Veteran television writer Ken Levine remembers the actress Mary Tyler Moore.  "More than just a beloved entertainer, she helped paved the way for feminism in the 1970's.  She affected people's lives.  The Mary Tyler Moore show, in my humble old-school opinion, is one of the finest sitcoms ever produced.  It hit all the targets — consistently laugh-out-loud funny, characters you cared about, and groundbreaking subject matter that helped shape society in a positive way."

He gave some examples of that subject matter.  They reminded me of another young woman of the 1970's whose letters I quoted here last year.

"Storylines that were somewhat revolutionary back then — a single woman working, a single woman   spending a night at a man's apartment, a single woman on the pill, a single woman fighting for equality in a man's world — those stories no longer have the same punch.  The series feels and looks a little dated.  So the bottom line is you don't see Mary Tyler Moore in syndication as much.  It's on nostalgia channels and streaming services but you have to really seek it out.  By the way, it's worth seeking out."



Everyone's talking about observing the total eclipse of the sun next Monday.  If you can't watch it, I can show you news coverage of a similar event that took place before almost all of us were born.  I'll even throw in footage of a related event whose 92nd anniversary is only three weeks away.

This is Hangar No. 1 in Lakehurst, New Jersey.  The year is 1924.

On the far right: a German-built dirigible that recently flew non-stop across the Atlantic, then was renamed USS Los Angeles.  Alongside it: the first rigid airship built by the U.S. Navy, the USS Shenandoah.

The Germans filled their airships with hydrogen.  That would prove unlucky 13 years later when the Hindenburg caught fire and crashed at Lakehurst.  The Americans preferred helium, which was non-flammable but much more expensive at $55 per thousand cubic feet (Mcf).  Helium was so scarce that at one point the Shenandoah had to loan its 2,100 Mcf, much of the world's reserves, to its sister airship.

Fully gassed up, the Los Angeles took off to observe a solar eclipse on January 24, 1925.  (On the ground, the eclipse was total in Manhattan, but only north of 96th Street.)  Here's the footage.  The first minute shows a different airship, a blimp that appears to have been patched with duct tape.

The other dirigible, the Shenandoah, was refilled, and seven months later it headed west.  But it ran into bad weather over Ohio and crashed on September 3, 1925.
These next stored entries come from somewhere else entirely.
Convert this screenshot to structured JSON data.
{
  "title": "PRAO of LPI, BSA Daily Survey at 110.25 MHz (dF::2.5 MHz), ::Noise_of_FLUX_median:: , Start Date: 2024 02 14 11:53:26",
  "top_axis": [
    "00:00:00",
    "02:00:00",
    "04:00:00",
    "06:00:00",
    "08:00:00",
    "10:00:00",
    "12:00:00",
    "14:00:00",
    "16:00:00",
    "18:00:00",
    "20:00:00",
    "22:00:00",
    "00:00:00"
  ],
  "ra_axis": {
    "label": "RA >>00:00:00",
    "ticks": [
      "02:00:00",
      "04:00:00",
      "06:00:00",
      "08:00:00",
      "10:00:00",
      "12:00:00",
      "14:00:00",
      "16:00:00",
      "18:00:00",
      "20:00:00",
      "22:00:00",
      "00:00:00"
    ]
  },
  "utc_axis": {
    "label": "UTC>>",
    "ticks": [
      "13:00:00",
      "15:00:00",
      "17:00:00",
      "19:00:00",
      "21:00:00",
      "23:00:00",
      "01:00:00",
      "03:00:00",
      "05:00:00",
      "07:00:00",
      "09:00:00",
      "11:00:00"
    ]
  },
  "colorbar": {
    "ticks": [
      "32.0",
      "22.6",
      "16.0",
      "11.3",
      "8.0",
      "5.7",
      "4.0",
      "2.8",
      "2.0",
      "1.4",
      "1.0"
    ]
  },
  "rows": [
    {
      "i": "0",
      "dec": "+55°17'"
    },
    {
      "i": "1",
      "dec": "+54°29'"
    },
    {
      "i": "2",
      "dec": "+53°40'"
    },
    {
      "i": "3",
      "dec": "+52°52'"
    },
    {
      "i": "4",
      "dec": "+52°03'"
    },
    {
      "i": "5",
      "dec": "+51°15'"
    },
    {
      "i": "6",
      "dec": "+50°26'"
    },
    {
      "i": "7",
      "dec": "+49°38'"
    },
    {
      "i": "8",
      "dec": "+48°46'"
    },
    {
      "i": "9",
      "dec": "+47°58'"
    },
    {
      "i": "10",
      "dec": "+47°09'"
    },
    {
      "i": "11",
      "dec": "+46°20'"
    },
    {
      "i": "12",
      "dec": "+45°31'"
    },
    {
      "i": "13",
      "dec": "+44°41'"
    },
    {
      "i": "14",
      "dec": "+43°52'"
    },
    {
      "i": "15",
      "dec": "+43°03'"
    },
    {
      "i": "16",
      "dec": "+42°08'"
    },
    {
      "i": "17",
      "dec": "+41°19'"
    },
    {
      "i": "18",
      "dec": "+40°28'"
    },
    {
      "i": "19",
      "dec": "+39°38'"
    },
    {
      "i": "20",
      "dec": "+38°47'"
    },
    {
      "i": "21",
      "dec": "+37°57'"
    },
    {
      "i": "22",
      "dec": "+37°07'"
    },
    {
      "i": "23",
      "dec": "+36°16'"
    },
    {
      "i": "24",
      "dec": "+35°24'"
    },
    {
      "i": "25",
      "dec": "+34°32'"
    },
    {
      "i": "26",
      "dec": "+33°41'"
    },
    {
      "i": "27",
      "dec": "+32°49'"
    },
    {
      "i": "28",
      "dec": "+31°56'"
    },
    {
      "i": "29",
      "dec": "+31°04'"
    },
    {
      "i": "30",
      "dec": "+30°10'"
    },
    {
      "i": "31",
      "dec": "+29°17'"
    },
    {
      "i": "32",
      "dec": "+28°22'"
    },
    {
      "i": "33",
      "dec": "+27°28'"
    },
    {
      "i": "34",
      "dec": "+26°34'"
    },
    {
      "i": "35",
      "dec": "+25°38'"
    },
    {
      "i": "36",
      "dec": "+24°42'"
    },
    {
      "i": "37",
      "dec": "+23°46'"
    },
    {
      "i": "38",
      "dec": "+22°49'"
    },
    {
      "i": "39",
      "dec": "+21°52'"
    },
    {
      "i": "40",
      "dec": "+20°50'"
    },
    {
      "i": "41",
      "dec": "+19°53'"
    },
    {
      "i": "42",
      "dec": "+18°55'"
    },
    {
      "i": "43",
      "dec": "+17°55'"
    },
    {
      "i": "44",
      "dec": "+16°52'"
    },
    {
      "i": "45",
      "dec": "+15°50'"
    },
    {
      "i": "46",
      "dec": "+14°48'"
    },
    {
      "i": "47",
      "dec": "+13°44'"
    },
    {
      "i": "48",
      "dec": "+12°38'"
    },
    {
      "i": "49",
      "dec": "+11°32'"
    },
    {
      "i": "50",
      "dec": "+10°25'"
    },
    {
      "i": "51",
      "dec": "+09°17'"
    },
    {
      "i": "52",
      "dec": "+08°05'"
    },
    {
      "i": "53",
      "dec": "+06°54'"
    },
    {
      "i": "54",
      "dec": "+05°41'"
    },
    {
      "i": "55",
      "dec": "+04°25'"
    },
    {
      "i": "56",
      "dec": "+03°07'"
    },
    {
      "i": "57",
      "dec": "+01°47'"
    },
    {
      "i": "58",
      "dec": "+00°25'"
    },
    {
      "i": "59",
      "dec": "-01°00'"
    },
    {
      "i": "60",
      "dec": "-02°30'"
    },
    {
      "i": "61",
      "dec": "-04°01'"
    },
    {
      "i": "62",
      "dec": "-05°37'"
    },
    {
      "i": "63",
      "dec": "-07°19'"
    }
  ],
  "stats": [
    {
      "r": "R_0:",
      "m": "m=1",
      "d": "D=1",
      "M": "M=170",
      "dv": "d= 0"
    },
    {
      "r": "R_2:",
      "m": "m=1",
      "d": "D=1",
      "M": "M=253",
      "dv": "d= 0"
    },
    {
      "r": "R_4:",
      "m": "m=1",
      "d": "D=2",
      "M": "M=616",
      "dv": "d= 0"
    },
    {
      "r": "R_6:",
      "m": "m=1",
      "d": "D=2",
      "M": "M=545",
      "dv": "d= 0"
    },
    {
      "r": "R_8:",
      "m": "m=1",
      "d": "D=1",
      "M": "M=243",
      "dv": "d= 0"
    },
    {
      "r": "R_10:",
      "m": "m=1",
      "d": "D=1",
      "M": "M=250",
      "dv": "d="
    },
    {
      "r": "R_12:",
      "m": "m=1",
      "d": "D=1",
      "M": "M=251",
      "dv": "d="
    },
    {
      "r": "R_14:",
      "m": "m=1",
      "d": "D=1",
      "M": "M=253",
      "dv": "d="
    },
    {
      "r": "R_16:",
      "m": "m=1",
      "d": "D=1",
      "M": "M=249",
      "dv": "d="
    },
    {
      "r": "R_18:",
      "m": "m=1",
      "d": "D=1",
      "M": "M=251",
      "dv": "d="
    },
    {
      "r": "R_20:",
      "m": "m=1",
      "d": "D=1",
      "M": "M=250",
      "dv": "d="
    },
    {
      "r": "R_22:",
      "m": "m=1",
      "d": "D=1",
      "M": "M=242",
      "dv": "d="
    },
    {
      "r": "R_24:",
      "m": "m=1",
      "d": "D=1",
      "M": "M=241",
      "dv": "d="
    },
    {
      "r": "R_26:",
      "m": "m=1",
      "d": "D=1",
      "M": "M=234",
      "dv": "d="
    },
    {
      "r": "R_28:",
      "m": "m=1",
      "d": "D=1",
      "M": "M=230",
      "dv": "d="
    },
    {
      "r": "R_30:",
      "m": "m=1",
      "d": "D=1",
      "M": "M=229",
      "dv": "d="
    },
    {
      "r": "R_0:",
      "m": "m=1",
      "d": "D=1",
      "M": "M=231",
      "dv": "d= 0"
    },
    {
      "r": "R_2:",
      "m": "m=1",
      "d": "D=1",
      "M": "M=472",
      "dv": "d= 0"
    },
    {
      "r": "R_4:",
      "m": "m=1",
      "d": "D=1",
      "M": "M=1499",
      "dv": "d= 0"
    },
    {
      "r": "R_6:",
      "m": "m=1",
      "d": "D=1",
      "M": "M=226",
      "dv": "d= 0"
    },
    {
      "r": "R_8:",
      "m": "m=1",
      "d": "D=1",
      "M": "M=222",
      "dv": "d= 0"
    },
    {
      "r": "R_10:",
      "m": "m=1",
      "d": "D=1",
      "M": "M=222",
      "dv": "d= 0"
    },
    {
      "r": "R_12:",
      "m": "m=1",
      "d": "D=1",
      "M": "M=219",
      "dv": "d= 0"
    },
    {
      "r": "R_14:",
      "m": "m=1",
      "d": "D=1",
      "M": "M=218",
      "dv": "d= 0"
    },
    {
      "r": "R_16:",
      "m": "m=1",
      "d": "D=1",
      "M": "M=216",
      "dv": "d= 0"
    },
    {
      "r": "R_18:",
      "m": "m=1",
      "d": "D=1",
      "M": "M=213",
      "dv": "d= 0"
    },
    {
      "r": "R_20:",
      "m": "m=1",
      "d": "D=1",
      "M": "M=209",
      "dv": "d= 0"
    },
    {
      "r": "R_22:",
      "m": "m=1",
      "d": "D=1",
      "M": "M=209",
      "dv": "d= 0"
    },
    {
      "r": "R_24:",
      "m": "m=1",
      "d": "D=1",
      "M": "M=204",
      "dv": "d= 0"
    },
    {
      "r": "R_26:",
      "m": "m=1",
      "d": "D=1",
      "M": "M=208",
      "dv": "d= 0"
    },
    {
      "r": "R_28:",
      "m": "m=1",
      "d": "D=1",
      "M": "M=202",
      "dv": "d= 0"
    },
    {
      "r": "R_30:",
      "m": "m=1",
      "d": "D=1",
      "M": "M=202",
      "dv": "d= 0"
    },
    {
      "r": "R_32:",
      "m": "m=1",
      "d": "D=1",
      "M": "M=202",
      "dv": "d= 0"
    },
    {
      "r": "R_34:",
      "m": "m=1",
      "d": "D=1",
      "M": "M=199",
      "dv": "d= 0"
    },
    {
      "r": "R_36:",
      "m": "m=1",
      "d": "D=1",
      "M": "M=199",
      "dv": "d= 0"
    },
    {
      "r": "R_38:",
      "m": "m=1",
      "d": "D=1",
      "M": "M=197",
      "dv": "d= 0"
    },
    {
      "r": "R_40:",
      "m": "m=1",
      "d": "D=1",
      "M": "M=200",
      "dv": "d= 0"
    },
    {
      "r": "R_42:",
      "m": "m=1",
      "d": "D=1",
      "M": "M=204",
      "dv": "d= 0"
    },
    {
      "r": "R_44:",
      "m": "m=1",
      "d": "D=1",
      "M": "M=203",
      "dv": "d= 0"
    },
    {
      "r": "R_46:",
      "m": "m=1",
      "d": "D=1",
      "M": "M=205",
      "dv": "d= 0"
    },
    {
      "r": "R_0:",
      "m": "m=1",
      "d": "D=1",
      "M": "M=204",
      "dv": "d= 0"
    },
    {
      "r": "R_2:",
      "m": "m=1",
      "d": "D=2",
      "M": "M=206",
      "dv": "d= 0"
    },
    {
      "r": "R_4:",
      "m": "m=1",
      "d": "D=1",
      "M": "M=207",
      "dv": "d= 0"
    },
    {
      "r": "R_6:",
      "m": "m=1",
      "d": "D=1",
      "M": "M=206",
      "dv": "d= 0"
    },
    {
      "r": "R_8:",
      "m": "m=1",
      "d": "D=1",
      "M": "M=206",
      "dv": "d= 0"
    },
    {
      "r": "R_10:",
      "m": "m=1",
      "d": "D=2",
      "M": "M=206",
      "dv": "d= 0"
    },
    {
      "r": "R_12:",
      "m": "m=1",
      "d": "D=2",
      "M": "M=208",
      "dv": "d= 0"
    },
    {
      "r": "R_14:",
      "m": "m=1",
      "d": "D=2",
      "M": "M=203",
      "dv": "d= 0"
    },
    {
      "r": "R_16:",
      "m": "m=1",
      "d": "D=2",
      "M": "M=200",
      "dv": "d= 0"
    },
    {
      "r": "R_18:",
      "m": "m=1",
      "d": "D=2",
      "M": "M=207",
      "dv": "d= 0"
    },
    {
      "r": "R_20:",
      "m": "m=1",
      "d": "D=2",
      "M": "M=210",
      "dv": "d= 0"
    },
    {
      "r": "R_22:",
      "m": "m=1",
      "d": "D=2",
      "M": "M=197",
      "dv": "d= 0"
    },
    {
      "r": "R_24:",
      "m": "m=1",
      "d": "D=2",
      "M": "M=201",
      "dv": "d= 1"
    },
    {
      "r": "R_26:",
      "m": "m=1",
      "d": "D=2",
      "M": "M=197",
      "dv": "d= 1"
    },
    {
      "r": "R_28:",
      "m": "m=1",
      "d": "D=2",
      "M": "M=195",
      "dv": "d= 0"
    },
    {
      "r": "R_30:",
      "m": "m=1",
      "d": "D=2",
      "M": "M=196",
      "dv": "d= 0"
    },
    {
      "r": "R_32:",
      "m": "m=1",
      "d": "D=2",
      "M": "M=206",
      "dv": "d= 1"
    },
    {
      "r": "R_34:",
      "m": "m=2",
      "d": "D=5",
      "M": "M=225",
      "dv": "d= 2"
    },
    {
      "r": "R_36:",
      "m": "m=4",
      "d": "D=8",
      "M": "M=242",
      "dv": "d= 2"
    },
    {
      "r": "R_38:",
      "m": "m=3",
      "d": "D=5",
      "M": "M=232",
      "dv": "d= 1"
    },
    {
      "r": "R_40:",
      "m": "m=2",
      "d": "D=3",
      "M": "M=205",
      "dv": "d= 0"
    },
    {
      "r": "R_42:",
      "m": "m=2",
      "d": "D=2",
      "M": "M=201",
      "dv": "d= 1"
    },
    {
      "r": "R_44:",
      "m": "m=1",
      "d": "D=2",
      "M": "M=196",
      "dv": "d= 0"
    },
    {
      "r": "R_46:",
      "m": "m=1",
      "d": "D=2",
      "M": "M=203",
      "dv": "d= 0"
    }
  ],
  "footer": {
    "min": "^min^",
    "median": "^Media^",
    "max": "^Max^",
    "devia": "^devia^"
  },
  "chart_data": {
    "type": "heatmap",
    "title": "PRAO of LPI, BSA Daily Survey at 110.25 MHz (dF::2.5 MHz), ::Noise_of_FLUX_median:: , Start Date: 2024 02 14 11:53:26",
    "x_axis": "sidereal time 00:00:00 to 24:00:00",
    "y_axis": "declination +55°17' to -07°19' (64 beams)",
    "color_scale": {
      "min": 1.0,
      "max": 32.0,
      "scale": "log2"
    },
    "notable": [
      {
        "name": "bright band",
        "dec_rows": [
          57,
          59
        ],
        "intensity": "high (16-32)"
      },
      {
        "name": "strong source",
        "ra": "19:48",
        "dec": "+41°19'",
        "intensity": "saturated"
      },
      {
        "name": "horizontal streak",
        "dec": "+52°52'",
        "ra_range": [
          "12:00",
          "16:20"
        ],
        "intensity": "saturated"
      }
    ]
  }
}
Here's the musical story of how "the ship gave up the flight," and here's film footage of the aftermath.  Near the end of that newsreel, you can see men tearing off pieces of the airship's fabric covering and carrying them away.

As I wrote here, the scene was visited by two of my uncles.  (This photo shows two other guys.)  Jim Buckingham had just entered Byesville High School as a freshman, and his brother Ralph was a junior.  Having heard that an airship had come down not far away, they hopped in a car and drove ten miles south on the Marietta Road to see the crash scene.  They brought a piece home.  As a result, a scrap of the Shenandoah has been passed down to me.